As pequenas e médias empresas (PMEs) estão cada vez mais no alvo dos cibercriminosos. Estudo recente da Kaspersky mostra que, só nos primeiros quatro meses de 2025, o número de arquivos maliciosos disfarçados de ferramentas de Inteligência Artificial cresceu 115% em relação ao mesmo período do ano anterior. Os criminosos estão explorando a popularidade de plataformas como ChatGPT e DeepSeek, além de aplicativos amplamente usados, como Zoom, Microsoft Teams e Google Drive.
Ao todo, mais de 8.400 colaboradores de PMEs enfrentaram ciberataques relacionados a aplicativos falsos neste ano. A Kaspersky identificou mais de 4 mil arquivos únicos usados como iscas, a maioria se passando por plataformas legítimas de produtividade. O Zoom foi o nome mais explorado pelos golpistas, representando 41% dos arquivos detectados. O Microsoft Office também aparece com destaque, com versões falsas do Outlook, PowerPoint, Excel, Word e Teams somando quase metade das tentativas de ataque.
IA como isca para golpes
Com a ascensão das ferramentas de IA no ambiente corporativo, as ameaças também passaram a incorporar esse novo apelo. O número de arquivos maliciosos disfarçados de ChatGPT saltou para 177 em 2025, enquanto o DeepSeek, lançado recentemente, já aparece com 83 arquivos identificados. Por outro lado, outras ferramentas igualmente conhecidas, como o Perplexity, não foram utilizadas como isca, um indício de que os cibercriminosos escolhem suas armadilhas com base no volume de buscas e na popularidade de cada solução.
“Curiosamente, os criminosos digitais são bastante exigentes na escolha de uma ferramenta de IA como isca.

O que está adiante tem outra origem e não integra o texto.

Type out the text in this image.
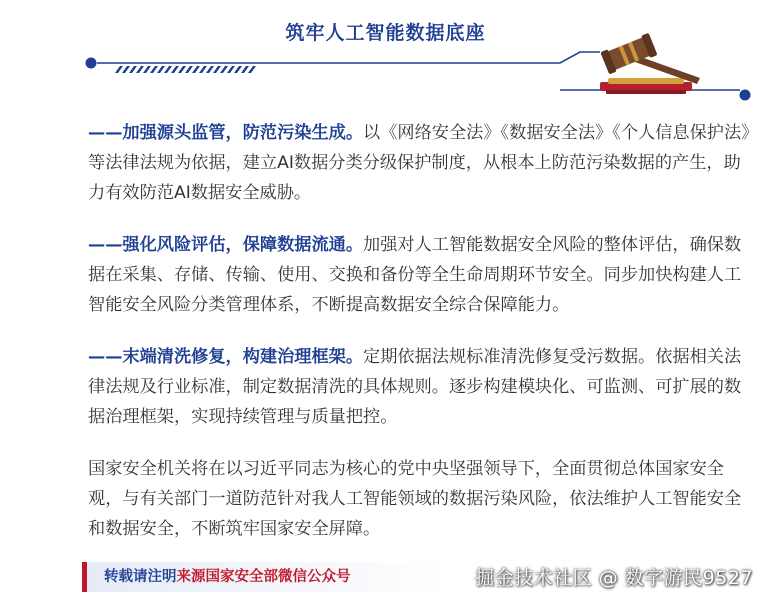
筑牢人工智能数据底座

——加强源头监管，防范污染生成。以《网络安全法》《数据安全法》《个人信息保护法》等法律法规为依据，建立AI数据分类分级保护制度，从根本上防范污染数据的产生，助力有效防范AI数据安全威胁。

——强化风险评估，保障数据流通。加强对人工智能数据安全风险的整体评估，确保数据在采集、存储、传输、使用、交换和备份等全生命周期环节安全。同步加快构建人工智能安全风险分类管理体系，不断提高数据安全综合保障能力。

——末端清洗修复，构建治理框架。定期依据法规标准清洗修复受污数据。依据相关法律法规及行业标准，制定数据清洗的具体规则。逐步构建模块化、可监测、可扩展的数据治理框架，实现持续管理与质量把控。

国家安全机关将在以习近平同志为核心的党中央坚强领导下，全面贯彻总体国家安全观，与有关部门一道防范针对我人工智能领域的数据污染风险，依法维护人工智能安全和数据安全，不断筑牢国家安全屏障。

转载请注明来源国家安全部微信公众号	掘金技术社区 @ 数字游民9527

Quanto mais publicidade e conversa houver em torno de uma ferramenta, maior a probabilidade de existir um golpe com ela na Internet”, afirma Fabio Assolini, diretor da Equipe Global de Pesquisa e Análise da Kaspersky para a América Latina.
Armadilhas disfarçadas e ambiente favorável
A normalização do trabalho remoto e a descentralização das equipes também criaram um ambiente propício para a disseminação de golpes envolvendo ferramentas de colaboração. O uso de arquivos maliciosos com nomes como “Microsoft Teams” e “Google Drive” aumentou 100% e 12%, respectivamente, provando a tese de que os cibercriminosos estão atentos às tecnologias mais utilizadas pelas empresas.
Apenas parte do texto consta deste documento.